Bis auf Weiteres bleiben die Bildungsdaten, was geschlechtsspezifische Bildungserfolge oder -misserfolge betrifft, deshalb unerklärt. Das scheint sogenannte Bildungsforscher nicht zu stören. Hauptsache, die Schutzklientel der politischen Korrektheit, darunter Lehrerinnen, bleiben außerhalb jeder Betrachtung, die auch nur auf einen ErklärungsVERSUCH hinauslaufen könnte!
Dass das mit Wissenschaft nicht vereinbar ist, ist klar, aber dass bestimmte öffentliche Einrichtungen wir Hochschulen (vielleicht) einmal zur Pflege der Wissenschaft eingerichtet wurden, bedeutet nicht notwendigerweise, dass dort auch Wissenschaft betrieben würde – DAS ist auch ein non sequitur!
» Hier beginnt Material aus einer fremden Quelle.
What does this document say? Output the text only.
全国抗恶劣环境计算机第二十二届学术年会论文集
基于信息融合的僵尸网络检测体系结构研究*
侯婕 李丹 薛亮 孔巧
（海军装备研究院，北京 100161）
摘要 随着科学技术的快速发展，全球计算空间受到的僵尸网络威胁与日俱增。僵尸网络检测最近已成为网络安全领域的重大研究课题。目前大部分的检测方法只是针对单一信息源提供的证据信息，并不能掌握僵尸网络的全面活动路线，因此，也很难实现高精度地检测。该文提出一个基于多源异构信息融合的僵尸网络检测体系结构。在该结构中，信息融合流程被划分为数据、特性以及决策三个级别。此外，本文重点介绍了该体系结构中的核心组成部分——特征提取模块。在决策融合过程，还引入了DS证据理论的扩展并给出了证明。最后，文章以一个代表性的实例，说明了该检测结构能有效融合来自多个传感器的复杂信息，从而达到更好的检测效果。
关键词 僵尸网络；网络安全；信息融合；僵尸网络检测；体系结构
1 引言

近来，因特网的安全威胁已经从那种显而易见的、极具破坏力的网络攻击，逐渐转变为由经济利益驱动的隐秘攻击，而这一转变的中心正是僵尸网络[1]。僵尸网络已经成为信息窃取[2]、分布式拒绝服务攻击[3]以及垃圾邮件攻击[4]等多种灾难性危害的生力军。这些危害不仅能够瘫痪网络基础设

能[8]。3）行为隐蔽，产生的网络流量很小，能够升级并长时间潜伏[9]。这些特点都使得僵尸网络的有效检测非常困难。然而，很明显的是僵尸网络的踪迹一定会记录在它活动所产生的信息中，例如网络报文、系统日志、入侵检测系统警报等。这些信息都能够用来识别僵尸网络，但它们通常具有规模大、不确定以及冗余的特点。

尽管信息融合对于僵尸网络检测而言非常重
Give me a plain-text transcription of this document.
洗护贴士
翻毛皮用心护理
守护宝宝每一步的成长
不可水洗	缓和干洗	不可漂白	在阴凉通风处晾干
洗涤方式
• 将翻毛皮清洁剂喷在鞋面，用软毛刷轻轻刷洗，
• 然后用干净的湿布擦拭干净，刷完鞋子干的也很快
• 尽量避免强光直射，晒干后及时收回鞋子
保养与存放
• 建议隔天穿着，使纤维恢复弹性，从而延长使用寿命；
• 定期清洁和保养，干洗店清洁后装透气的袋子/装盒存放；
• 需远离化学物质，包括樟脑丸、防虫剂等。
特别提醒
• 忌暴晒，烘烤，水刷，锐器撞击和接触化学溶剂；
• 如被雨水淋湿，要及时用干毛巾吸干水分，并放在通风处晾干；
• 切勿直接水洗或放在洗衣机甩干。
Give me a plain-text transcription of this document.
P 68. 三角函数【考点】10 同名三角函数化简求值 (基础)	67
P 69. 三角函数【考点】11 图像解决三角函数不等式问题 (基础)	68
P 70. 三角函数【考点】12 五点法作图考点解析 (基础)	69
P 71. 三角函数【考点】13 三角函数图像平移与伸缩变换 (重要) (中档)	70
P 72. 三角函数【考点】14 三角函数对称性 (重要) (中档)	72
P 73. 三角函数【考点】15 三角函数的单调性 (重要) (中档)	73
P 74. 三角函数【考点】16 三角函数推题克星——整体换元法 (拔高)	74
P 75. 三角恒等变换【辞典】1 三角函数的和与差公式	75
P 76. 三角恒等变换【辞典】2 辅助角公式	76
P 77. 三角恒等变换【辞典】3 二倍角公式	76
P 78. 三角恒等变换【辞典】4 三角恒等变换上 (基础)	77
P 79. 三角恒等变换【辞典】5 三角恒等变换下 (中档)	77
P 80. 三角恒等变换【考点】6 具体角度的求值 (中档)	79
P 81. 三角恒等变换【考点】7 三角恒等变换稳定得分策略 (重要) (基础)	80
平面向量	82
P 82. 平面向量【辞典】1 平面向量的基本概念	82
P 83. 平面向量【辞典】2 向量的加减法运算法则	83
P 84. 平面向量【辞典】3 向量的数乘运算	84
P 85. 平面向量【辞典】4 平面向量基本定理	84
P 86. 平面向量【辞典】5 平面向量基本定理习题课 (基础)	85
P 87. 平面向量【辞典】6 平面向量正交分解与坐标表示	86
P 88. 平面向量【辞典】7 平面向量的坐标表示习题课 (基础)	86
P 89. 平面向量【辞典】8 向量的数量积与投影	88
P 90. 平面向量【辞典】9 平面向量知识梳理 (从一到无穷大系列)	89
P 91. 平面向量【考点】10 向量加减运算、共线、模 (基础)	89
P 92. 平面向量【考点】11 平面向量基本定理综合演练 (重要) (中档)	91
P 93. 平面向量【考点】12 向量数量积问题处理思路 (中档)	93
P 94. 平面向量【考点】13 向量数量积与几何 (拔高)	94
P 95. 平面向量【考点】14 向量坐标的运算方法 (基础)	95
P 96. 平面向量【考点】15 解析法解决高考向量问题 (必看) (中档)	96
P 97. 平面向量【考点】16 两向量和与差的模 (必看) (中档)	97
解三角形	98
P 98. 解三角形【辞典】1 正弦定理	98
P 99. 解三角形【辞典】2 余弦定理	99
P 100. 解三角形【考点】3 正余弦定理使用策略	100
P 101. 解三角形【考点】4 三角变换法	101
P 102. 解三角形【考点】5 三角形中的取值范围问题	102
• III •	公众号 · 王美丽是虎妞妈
Also, ich bin Gymnasiallehrer (in Bayern), u.a. für Deutsch, mit mehr als 30 Jahren Berufserfahrung. Und manchmal denke ich mir, wenn ich wahrnehme, was etlichen (nicht allen!) Kolleginnen im Fach Deutsch wichtig ist und wie sie das einfordern: „Der Frau möchte ich als Schüler nicht in die Hände gefallen sein.“
Für Jungs ist die Welt in der Regel einfach und klar, und sie versuchen das in ihren Texten kurz und knapp auf den Begriff zu bringen. Mit anderen Worten: Es sind einfach andere Texte, die Jungen produzieren: kürzer, fehlerhafter, weniger regelkonform. Lehrerinnen wollen aber, dass die Kinder ihre Vorgaben genau so wie unterrichtet umsetzen, und sie bevorzugen dabei dann auch noch „elaborierten Code“. Jungen sind oft generell aufsässiger, ungehorsamer, halten sich nicht so strikt an Regeln wie die oft strebsamen, fleißigen, angepassten Mädchen, und deswegen bekommen sie gerade von Lehrerinnen die schlechteren Noten. Diese benachteiligen die Jungen nicht bewusst. Aber in ihrer Wahrnehmung, die wiederum zusammenhängt, wie sie selber in ihrer Schulzeit und im Studium geprägt worden sind, ist das, was Jungen formulieren (schlechte Handschrift kommt noch dazu), einfach tendenziell schlechter als die Leistung vieler Mädchen. Wobei die Grundschullehrerinnen noch einmal eine ganz spezielle Auswahl aus allen Abiturientinnen darstellen. Eine meiner Töchter hat Tiermedizin studiert, die andere – als Zweitstudium – Grundschullehrerin: Was sie von ihren Studienkolleginnen erzählt haben, (Sozialverhalten, Kooperationsbereitschaft), hat sich diametral unterschieden. Grundschulstudentinnen sind fleißig, angepasst, willige Ausführende von Vorgaben, ohne groß zu hinterfragen oder sich gar aufzulehnen. Und sie sind auf Konkurrenz gepolt seit ihrer Schulzeit. Befriedigende, gar gute Noten sind ihnen nicht zugeflogen. Und genau in diesem Geist erziehen sie auch.
(Klar ist natürlich, dass meine Aussagen verallgemeinern. Aber so p mal Daumen bin ich überzeugt von ihrer richtigen Tendenz.)